2
votes

I have a df with longitudinal data. Each id has several measurements of seconds, but some of them are duplicates. I want to remove the duplicates per id in the seconds column, but I want to remove the duplicates that have NA in the measurement column, as the rows that have a value in the measurements value contain other information that I need to keep. So basically I need to identify the duplicates, and then remove the ones with NA in another column. Edit: But the problem is, that there are also duplicates where the measurement rows are not NA but e.g. 1 and 2. Then I need to remove the 2, as measurement 1 includes the relevant other information. Also sometimes there are duplicates that both have NA in measurement.

My df looks somewhat like this:

id measurement seconds other relevant information
A 1 5000 blue
A NA 5000 NA
A 2 4000 NA
B 1 3400 red
B 2 5000 NA
B NA 5000 NA
C NA 3000 NA
C 1 3000 blue
D 1 2000 green
D 2 2000 NA
D 3 1000 NA
D NA 4000 NA
D NA 4000 NA

And I need it to be like this after:

id measurement seconds ...
A 1 5000 blue
A 2 4000 NA
B 1 3400 red
B 2 5000 NA
C 1 3000 blue
D 1 2000 green
D 3 1000 NA
D NA 4000 NA

I know there is probably a pretty straight forward dplyr solution, and I tried this so far:

df <- df %>% group_by(id, seconds) %>% filter(n() > 1)

and this:

df <- df %>%
   group_by(id) %>%
   filter(measurement==NA & duplicates(seconds)

So basically the if else command I need is:

if "seconds" = duplicate & one measurement row == na -> delete the  na row
if "seconds" = duplicate & measurement == not na -> keep seconds = 1 row
if "seconds" = duplicate & both measurement == na -> delete randomly one
2
What happens when you have NA in measurement and it is not a duplicate? Can you include such condition in the example?Ronak Shah
Thanks a lot for the help! I just realized that won't work for me though, as some duplicates are in rows were the measurement value is 1 or 2 instead of NA and I still need to remove them.Luca
Yes, that is one of the problems, then it excludes that row. I'll update the example above to show thatLuca

2 Answers

2
votes

measurement==NA always returns NA. Use is.na(measurement) instead.
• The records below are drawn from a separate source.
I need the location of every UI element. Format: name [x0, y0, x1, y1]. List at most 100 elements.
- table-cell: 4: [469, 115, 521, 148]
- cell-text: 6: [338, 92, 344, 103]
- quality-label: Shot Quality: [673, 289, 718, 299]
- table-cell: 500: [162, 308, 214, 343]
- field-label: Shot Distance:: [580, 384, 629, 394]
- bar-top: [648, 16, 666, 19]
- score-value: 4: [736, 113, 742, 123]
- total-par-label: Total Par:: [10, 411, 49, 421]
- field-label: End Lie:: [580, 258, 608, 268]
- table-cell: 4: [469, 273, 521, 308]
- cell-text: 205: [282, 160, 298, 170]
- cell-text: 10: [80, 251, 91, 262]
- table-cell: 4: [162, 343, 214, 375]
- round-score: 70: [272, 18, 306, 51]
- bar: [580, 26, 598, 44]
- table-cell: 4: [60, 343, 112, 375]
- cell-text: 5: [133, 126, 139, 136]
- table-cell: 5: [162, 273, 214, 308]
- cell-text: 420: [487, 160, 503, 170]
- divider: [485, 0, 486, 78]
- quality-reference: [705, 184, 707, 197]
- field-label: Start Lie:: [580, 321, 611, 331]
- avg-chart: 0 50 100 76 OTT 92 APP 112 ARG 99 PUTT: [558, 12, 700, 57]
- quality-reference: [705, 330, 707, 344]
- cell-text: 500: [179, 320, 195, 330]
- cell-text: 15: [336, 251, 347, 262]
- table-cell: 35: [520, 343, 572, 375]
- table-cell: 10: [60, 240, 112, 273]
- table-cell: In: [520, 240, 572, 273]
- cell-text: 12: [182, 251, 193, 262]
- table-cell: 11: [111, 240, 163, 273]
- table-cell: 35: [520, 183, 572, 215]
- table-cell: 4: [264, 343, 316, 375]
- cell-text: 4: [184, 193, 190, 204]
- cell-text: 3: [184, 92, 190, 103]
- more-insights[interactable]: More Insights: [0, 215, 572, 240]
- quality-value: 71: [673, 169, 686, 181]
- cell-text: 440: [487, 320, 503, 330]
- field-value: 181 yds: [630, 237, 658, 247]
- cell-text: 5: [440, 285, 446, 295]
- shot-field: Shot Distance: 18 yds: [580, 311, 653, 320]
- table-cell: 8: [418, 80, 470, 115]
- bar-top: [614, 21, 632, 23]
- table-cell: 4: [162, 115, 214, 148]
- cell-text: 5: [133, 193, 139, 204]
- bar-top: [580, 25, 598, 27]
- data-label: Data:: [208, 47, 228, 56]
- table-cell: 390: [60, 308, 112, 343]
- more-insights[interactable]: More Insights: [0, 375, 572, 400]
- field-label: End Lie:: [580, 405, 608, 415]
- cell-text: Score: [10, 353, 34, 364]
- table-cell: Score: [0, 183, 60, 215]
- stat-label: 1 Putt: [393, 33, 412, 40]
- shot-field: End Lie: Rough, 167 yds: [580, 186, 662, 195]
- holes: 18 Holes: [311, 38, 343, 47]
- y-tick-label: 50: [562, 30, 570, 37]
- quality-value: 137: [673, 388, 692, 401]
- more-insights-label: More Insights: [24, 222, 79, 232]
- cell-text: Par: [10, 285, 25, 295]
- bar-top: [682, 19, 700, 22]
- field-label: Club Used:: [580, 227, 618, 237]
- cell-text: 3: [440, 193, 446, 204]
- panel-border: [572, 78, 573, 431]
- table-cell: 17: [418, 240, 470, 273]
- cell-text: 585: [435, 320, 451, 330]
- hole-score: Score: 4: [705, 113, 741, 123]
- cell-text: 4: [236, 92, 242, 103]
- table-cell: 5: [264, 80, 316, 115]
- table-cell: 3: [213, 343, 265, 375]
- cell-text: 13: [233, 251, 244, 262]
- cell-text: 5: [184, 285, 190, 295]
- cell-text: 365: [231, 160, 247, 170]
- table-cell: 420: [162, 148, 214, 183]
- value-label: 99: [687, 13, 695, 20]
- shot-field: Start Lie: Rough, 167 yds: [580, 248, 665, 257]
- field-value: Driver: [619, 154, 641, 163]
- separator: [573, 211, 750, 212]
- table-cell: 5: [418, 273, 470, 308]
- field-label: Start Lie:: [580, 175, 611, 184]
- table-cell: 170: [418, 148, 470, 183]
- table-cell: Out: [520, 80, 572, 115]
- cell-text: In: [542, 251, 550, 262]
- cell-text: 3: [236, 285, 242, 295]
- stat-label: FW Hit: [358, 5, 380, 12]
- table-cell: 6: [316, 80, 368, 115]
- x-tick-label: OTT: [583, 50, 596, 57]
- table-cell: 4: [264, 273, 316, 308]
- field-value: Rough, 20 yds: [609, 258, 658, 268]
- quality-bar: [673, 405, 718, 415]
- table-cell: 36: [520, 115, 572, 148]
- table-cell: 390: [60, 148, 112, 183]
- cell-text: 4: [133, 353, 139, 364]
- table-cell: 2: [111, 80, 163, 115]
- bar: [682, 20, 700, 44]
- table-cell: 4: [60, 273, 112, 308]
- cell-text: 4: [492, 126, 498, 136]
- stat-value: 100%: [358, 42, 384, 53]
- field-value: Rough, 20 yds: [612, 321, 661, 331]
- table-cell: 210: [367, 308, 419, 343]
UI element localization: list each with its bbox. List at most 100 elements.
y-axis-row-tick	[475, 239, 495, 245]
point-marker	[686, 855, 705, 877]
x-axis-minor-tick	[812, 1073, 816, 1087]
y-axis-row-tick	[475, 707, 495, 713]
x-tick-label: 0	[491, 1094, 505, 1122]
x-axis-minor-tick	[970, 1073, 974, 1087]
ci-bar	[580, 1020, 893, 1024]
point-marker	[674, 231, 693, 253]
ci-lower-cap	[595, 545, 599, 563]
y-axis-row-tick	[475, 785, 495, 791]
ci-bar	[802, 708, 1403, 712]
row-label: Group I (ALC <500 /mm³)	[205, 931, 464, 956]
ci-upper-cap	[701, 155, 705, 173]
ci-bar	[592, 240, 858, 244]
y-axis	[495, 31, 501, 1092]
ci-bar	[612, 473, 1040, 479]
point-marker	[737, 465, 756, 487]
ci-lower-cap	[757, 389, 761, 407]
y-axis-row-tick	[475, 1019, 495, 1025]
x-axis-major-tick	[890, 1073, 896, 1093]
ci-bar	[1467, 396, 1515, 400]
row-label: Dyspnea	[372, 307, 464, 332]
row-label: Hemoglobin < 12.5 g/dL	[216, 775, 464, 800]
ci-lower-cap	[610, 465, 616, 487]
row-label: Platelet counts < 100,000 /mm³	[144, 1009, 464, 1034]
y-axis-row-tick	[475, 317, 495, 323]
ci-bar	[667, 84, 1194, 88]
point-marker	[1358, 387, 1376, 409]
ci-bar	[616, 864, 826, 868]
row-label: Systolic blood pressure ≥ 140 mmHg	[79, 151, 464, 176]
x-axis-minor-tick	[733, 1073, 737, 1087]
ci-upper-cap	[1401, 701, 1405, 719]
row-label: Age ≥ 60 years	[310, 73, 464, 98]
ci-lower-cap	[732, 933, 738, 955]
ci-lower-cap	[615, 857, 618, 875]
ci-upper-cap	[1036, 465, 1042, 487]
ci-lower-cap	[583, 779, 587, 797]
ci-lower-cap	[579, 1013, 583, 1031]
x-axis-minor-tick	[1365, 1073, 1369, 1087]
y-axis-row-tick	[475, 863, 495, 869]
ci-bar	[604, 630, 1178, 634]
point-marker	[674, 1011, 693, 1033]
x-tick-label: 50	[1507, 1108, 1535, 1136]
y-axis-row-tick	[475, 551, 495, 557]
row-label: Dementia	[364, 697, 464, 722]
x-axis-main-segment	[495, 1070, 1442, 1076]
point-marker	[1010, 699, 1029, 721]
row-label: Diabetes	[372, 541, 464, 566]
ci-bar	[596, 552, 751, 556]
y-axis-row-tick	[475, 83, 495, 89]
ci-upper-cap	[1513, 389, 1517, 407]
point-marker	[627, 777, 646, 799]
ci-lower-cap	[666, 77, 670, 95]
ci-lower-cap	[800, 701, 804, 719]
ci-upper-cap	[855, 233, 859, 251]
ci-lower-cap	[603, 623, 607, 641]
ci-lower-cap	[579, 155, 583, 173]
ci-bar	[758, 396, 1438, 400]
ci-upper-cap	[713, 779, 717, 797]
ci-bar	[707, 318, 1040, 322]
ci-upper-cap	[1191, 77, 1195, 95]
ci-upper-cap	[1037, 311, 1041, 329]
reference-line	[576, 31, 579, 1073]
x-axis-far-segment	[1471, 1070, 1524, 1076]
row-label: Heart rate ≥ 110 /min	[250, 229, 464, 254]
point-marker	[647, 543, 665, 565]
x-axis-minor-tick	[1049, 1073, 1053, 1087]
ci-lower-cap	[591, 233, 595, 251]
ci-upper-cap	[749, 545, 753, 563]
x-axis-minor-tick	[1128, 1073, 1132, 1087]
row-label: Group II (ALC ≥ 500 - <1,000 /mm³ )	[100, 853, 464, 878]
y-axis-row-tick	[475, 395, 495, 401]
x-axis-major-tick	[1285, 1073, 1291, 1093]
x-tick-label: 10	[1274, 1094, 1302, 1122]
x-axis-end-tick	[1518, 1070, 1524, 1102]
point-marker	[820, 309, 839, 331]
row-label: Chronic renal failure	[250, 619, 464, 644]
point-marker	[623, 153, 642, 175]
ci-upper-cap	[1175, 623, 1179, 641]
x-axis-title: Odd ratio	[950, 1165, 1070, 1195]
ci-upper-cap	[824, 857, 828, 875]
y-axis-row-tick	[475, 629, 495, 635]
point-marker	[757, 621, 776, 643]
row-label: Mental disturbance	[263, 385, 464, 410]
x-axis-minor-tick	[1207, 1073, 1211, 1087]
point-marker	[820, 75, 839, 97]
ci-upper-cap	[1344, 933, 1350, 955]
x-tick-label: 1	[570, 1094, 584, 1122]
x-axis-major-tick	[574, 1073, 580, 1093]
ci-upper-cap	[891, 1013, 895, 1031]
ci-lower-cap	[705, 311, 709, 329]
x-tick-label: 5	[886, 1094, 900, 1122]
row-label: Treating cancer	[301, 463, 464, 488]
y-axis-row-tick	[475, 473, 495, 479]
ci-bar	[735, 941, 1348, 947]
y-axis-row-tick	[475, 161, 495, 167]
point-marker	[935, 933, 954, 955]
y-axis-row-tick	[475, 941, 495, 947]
Also, you are looking for the command duplicated.

So:

df <- df %>%
   group_by(id) %>%
   filter(is.na(measurement) & duplicated(seconds)

or

df <- df %>%
   group_by(id) %>%
   filter(is.na(measurement), duplicated(seconds)
1
votes

I think I figured it out:

df <- df %>%
  arrange(measurement) %>%
   group_by(id) %>%
   filter(!duplicated(seconds))